The civil society movement, as represented by Hazare and Kejriwal, is the reiteration of a fundamental fact of the Indian democratic system – no matter who constitutes the government with a majority in the Lok or Vidhan Sabhas, it is still without a majority of votes. The majority, by and large, will have given first preference to other parties. So, even if the less than fifty percent votes translate into a majority of seats in the House, the actually minority status should never be forgotten. It is when governments begin to think they actually have majority support, they make fundamental mistakes of judgment.
This arrogance was reflected during the Lokpal Bill debate in the Lok Sabha on Wednesday, when quintessential politicians of this kind – Mulayam Singh and Sharad Yadav – went on and on about the ‘exalted’ status of the public representative and the ‘supremacy’ of Parliament. Indeed, what Mulayam found most galling was the fact that under the law, a lowly ‘daroga’ would be entitled to investigate high functionaries like him. That someone who has claimed all his life to represent ‘socialist’ thought and, more recently, the voice of the ‘other backward classes’, should lay claim to be ‘different’ to the ‘ordinary’ citizen is illustrative of the politicians’ mindset. The civil society movement has dealt a blow to this illusion and, if Mulayam is right, the enactment of the Lokpal Bill, has further institutionalised the constitutional principle of equality of all under the law.

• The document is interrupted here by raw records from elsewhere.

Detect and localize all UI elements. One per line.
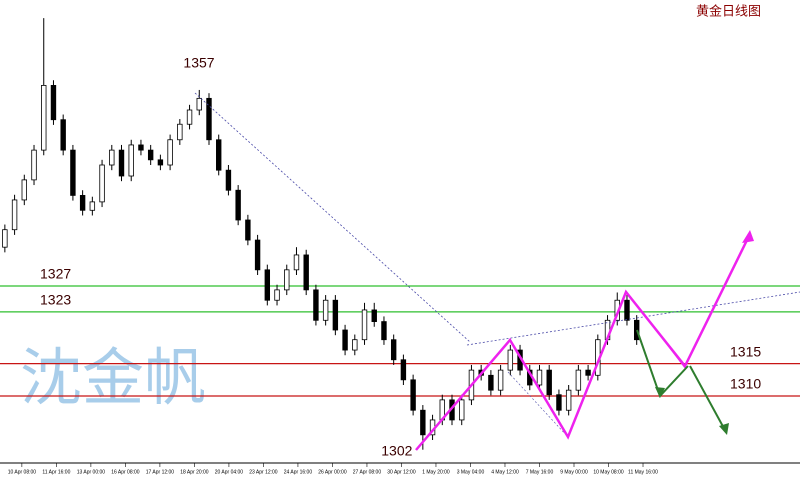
candle-body	[303, 254, 309, 291]
candle-body	[497, 369, 504, 391]
x-tick-label: 26 Apr 00:00	[318, 469, 347, 475]
x-tick-label: 30 Apr 12:00	[387, 469, 416, 475]
candle-body	[109, 149, 115, 166]
candle-body	[167, 139, 173, 166]
candle-body	[89, 201, 96, 211]
x-tick-label: 3 May 04:00	[457, 469, 485, 475]
candle-body	[410, 379, 416, 411]
candle-body	[585, 369, 591, 376]
annotations	[194, 92, 800, 451]
watermark: 沈金帆	[20, 341, 206, 414]
candle-body	[274, 289, 280, 301]
level-label: 1327	[40, 266, 71, 282]
x-tick-label: 9 May 00:00	[560, 469, 588, 475]
projection-path	[689, 365, 727, 433]
candle-body	[293, 254, 300, 271]
candle-body	[322, 299, 329, 321]
levels: 1327 1323 1315 1310	[0, 266, 800, 397]
candle-body	[147, 149, 154, 161]
candle-body	[507, 349, 514, 371]
candle-body	[565, 389, 572, 411]
candle-body	[459, 399, 465, 421]
candle-body	[177, 123, 183, 141]
x-tick-label: 13 Apr 00:00	[77, 469, 106, 475]
projection-path	[415, 233, 752, 451]
candle-body	[31, 149, 37, 181]
candle-body	[264, 269, 271, 301]
x-tick-label: 17 Apr 12:00	[146, 469, 175, 475]
candle-body	[99, 164, 105, 203]
x-tick-label: 11 May 16:00	[628, 469, 658, 475]
candle-body	[118, 149, 125, 177]
candle-body	[546, 369, 552, 396]
candle-body	[2, 229, 8, 248]
candle-body	[70, 149, 76, 196]
candle-body	[21, 179, 28, 201]
candle-body	[50, 85, 57, 121]
x-tick-label: 27 Apr 08:00	[353, 469, 382, 475]
x-tick-label: 16 Apr 08:00	[111, 469, 140, 475]
candle-body	[60, 119, 66, 151]
candle-body	[556, 394, 562, 411]
x-tick-label: 18 Apr 20:00	[180, 469, 209, 475]
arrow-head	[719, 423, 729, 435]
x-tick-label: 7 May 16:00	[526, 469, 554, 475]
candle-body	[488, 374, 494, 391]
candle-body	[313, 289, 319, 321]
candle-body	[138, 144, 144, 151]
candle-body	[361, 309, 368, 341]
x-tick-label: 10 Apr 08:00	[8, 469, 37, 475]
candle-body	[196, 97, 202, 111]
x-tick-label: 24 Apr 16:00	[284, 469, 313, 475]
candle-body	[390, 339, 397, 361]
candle-body	[235, 189, 241, 221]
candle-body	[624, 299, 630, 321]
candle-body	[79, 195, 86, 211]
x-tick-label: 11 Apr 16:00	[42, 469, 70, 475]
candle-body	[342, 329, 348, 351]
x-tick-label: 23 Apr 12:00	[249, 469, 278, 475]
x-tick-label: 20 Apr 04:00	[215, 469, 244, 475]
arrow-head	[742, 230, 754, 243]
projection-path	[629, 295, 686, 369]
candle-body	[206, 97, 212, 141]
candle-body	[536, 369, 543, 386]
candle-body	[575, 369, 582, 391]
level-label: 1310	[730, 376, 761, 392]
candle-body	[245, 219, 251, 241]
trend-line	[466, 291, 800, 346]
chart-title: 黄金日线图	[696, 4, 761, 20]
candle-body	[352, 339, 358, 351]
candle-body	[186, 109, 193, 125]
x-tick-label: 10 May 08:00	[593, 469, 624, 475]
arrow-head	[655, 387, 665, 398]
candle-body	[11, 199, 18, 231]
candle-body	[216, 139, 222, 171]
extreme-label: 1302	[381, 442, 412, 458]
x-tick-label: 1 May 20:00	[422, 469, 450, 475]
x-axis-ticks: 10 Apr 08:00 11 Apr 16:00 13 Apr 00:00 16 A…	[8, 463, 658, 475]
candle-body	[284, 269, 290, 291]
candle-body	[225, 169, 232, 191]
candle-body	[371, 309, 377, 322]
level-label: 1323	[40, 292, 71, 308]
level-label: 1315	[730, 343, 761, 359]
candle-body	[633, 319, 640, 341]
candle-body	[254, 239, 261, 271]
candle-body	[420, 409, 426, 436]
trend-line	[507, 371, 569, 438]
candle-body	[128, 144, 134, 177]
x-tick-label: 4 May 12:00	[491, 469, 519, 475]
candle-body	[400, 359, 407, 381]
candle-body	[157, 159, 164, 166]
candle-body	[41, 85, 47, 151]
extreme-label: 1357	[183, 55, 214, 71]
candle-body	[381, 321, 387, 341]
candle-body	[332, 299, 339, 331]
trend-line	[194, 92, 471, 343]
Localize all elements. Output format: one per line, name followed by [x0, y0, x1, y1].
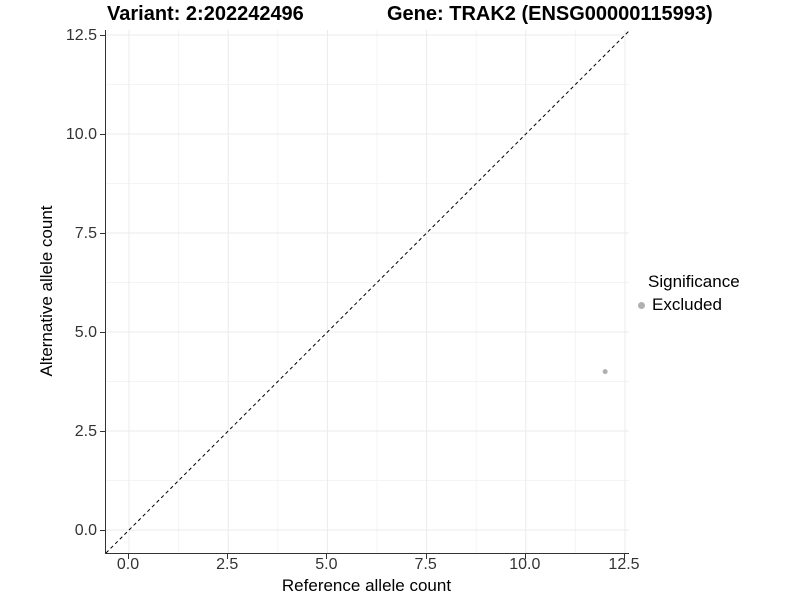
y-tick-mark: [100, 233, 105, 234]
data-points: [602, 369, 608, 375]
legend-key: [634, 298, 648, 312]
y-tick-label: 7.5: [74, 225, 97, 242]
x-tick-label: 2.5: [216, 556, 239, 573]
y-tick-label: 5.0: [74, 324, 97, 341]
x-tick-label: 7.5: [414, 556, 437, 573]
x-tick-mark: [128, 554, 129, 559]
x-tick-label: 10.0: [509, 556, 541, 573]
legend-title: Significance: [648, 272, 740, 291]
x-tick-label: 5.0: [315, 556, 338, 573]
plot-title-gene: Gene: TRAK2 (ENSG00000115993): [387, 3, 713, 25]
y-tick-label: 10.0: [65, 126, 97, 143]
grid-minor-lines: [106, 30, 629, 553]
y-tick-mark: [100, 134, 105, 135]
plot-panel: [105, 30, 629, 554]
legend-item-excluded: Excluded: [634, 295, 740, 314]
x-tick-mark: [227, 554, 229, 559]
identity-line: [106, 30, 629, 553]
legend-item-label: Excluded: [652, 295, 722, 314]
y-tick-label: 12.5: [65, 27, 97, 44]
y-tick-label: 0.0: [74, 522, 97, 539]
y-tick-mark: [100, 530, 105, 531]
plot-title-variant: Variant: 2:202242496: [107, 3, 304, 25]
identity-line: [106, 30, 629, 553]
x-tick-mark: [425, 554, 427, 559]
grid-major-lines: [106, 30, 629, 553]
legend-point-icon: [637, 301, 645, 309]
legend: Significance Excluded: [634, 272, 740, 314]
x-tick-mark: [326, 554, 328, 559]
x-tick-label: 12.5: [608, 556, 640, 573]
x-tick-label: 0.0: [116, 556, 140, 573]
y-tick-mark: [100, 332, 105, 333]
y-axis-title: Alternative allele count: [37, 205, 56, 377]
y-tick-label: 2.5: [74, 423, 97, 440]
y-tick-mark: [100, 431, 105, 432]
data-point: [602, 369, 608, 375]
x-tick-mark: [624, 554, 625, 559]
y-tick-mark: [100, 35, 105, 36]
x-tick-mark: [524, 554, 526, 559]
plot-canvas: [106, 30, 629, 553]
x-axis-title: Reference allele count: [281, 576, 452, 595]
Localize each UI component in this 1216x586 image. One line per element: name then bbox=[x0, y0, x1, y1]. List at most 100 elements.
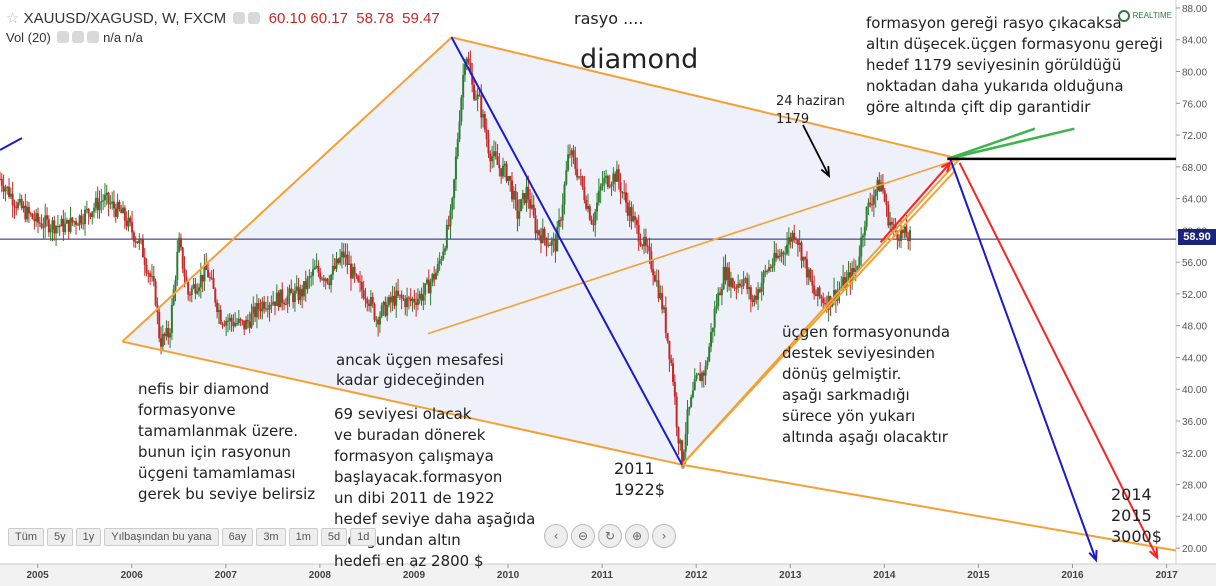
range-button-ytd[interactable]: Yılbaşından bu yana bbox=[104, 528, 219, 546]
lower-trendline[interactable] bbox=[681, 463, 1177, 552]
close-icon[interactable] bbox=[87, 31, 100, 44]
y-tick-label: 44.00 bbox=[1182, 353, 1207, 364]
candle-body bbox=[905, 226, 908, 238]
scroll-right-icon[interactable]: › bbox=[652, 524, 676, 548]
candle-body bbox=[230, 317, 233, 322]
green-pointer-line[interactable] bbox=[947, 127, 1075, 161]
candle-body bbox=[380, 305, 383, 317]
candle-body bbox=[552, 239, 555, 241]
candle-body bbox=[274, 301, 277, 306]
zoom-in-icon[interactable]: ⊕ bbox=[625, 524, 649, 548]
range-button-6m[interactable]: 6ay bbox=[221, 528, 254, 546]
candle-body bbox=[704, 365, 707, 376]
range-button-1m[interactable]: 1m bbox=[288, 528, 318, 546]
candle-body bbox=[476, 94, 479, 100]
red-projection-line[interactable] bbox=[879, 162, 951, 243]
blue-projection-line[interactable] bbox=[949, 158, 1097, 561]
chart-navigation: ‹ ⊖ ↻ ⊕ › bbox=[544, 524, 676, 548]
candle-body bbox=[116, 201, 119, 217]
candle-body bbox=[232, 321, 235, 327]
candle-body bbox=[143, 257, 146, 265]
candle-body bbox=[771, 265, 774, 268]
candle-body bbox=[310, 275, 313, 277]
candle-body bbox=[270, 304, 273, 306]
candle-body bbox=[105, 192, 108, 195]
annotation-right: üçgen formasyonunda destek seviyesinden … bbox=[782, 323, 951, 446]
candle-body bbox=[737, 283, 740, 288]
candle-body bbox=[907, 237, 910, 242]
eye-icon[interactable] bbox=[57, 31, 70, 44]
candle-body bbox=[724, 266, 727, 281]
candle-body bbox=[795, 238, 798, 240]
range-button-all[interactable]: Tüm bbox=[8, 528, 44, 546]
candle-body bbox=[909, 230, 912, 242]
candle-body bbox=[559, 219, 562, 221]
candle-body bbox=[854, 270, 857, 272]
candle-body bbox=[898, 239, 901, 241]
y-tick-label: 80.00 bbox=[1182, 67, 1207, 78]
candle-body bbox=[852, 268, 855, 272]
candle-body bbox=[147, 272, 150, 274]
range-button-1d[interactable]: 1d bbox=[350, 528, 377, 546]
candle-body bbox=[711, 327, 714, 333]
zoom-out-icon[interactable]: ⊖ bbox=[571, 524, 595, 548]
scroll-left-icon[interactable]: ‹ bbox=[544, 524, 568, 548]
range-button-5y[interactable]: 5y bbox=[47, 528, 73, 546]
x-tick-label: 2017 bbox=[1155, 570, 1178, 581]
candle-body bbox=[749, 287, 752, 300]
candle-body bbox=[226, 320, 229, 322]
candle-body bbox=[93, 207, 96, 212]
candle-body bbox=[778, 255, 781, 257]
candle-body bbox=[111, 201, 114, 204]
candle-body bbox=[214, 288, 217, 303]
black-arrow-line bbox=[802, 124, 830, 177]
gear-icon[interactable] bbox=[248, 11, 261, 24]
candle-body bbox=[398, 294, 401, 296]
candle-body bbox=[337, 258, 340, 264]
volume-icons[interactable] bbox=[54, 31, 100, 46]
blue-projection-line[interactable] bbox=[450, 36, 683, 466]
candle-body bbox=[693, 379, 696, 391]
candle-body bbox=[80, 215, 83, 224]
candle-body bbox=[612, 173, 615, 185]
star-icon[interactable]: ☆ bbox=[6, 10, 20, 27]
candle-body bbox=[635, 219, 638, 225]
x-tick-label: 2008 bbox=[309, 570, 332, 581]
range-button-5d[interactable]: 5d bbox=[320, 528, 348, 546]
candle-body bbox=[543, 228, 546, 238]
candle-body bbox=[389, 297, 392, 303]
gear-icon[interactable] bbox=[72, 31, 85, 44]
candle-body bbox=[632, 216, 635, 222]
reset-icon[interactable]: ↻ bbox=[598, 524, 622, 548]
eye-icon[interactable] bbox=[233, 11, 246, 24]
candle-body bbox=[261, 301, 264, 312]
candle-body bbox=[187, 281, 190, 295]
candle-body bbox=[719, 292, 722, 296]
header-icons[interactable] bbox=[230, 11, 261, 28]
candle-body bbox=[713, 308, 716, 328]
candle-body bbox=[46, 215, 49, 220]
candle-body bbox=[572, 150, 575, 158]
candle-body bbox=[368, 303, 371, 307]
annotation-target: 2014 2015 3000$ bbox=[1111, 485, 1162, 546]
range-button-1y[interactable]: 1y bbox=[75, 528, 102, 546]
candle-body bbox=[521, 193, 524, 200]
range-button-3m[interactable]: 3m bbox=[256, 528, 286, 546]
candle-body bbox=[550, 240, 553, 246]
support-trendline[interactable] bbox=[681, 170, 956, 466]
candle-body bbox=[196, 291, 199, 294]
inner-trendline[interactable] bbox=[427, 156, 965, 335]
candle-body bbox=[11, 193, 14, 206]
candle-body bbox=[85, 208, 88, 210]
candle-body bbox=[867, 202, 870, 207]
candle-body bbox=[666, 332, 669, 342]
candle-body bbox=[751, 299, 754, 303]
green-pointer-line[interactable] bbox=[946, 127, 1036, 161]
candle-body bbox=[427, 279, 430, 294]
candle-body bbox=[174, 280, 177, 290]
candle-body bbox=[295, 286, 298, 291]
red-projection-line[interactable] bbox=[958, 162, 1159, 559]
candle-body bbox=[120, 208, 123, 214]
blue-mark-line[interactable] bbox=[0, 137, 23, 151]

Even as politicians jostled to take credit for the bill’s passage, the AAP politicians remained in splendid isolation. People must take note of this mobilisation by mainstream politicians, united in the bid to preserve their turf. It is the AAP phenomenon that provides them the clout that has given them their new found importance. Kejriwal may eventually go the way of the rest of them, but the power always belongs to the people.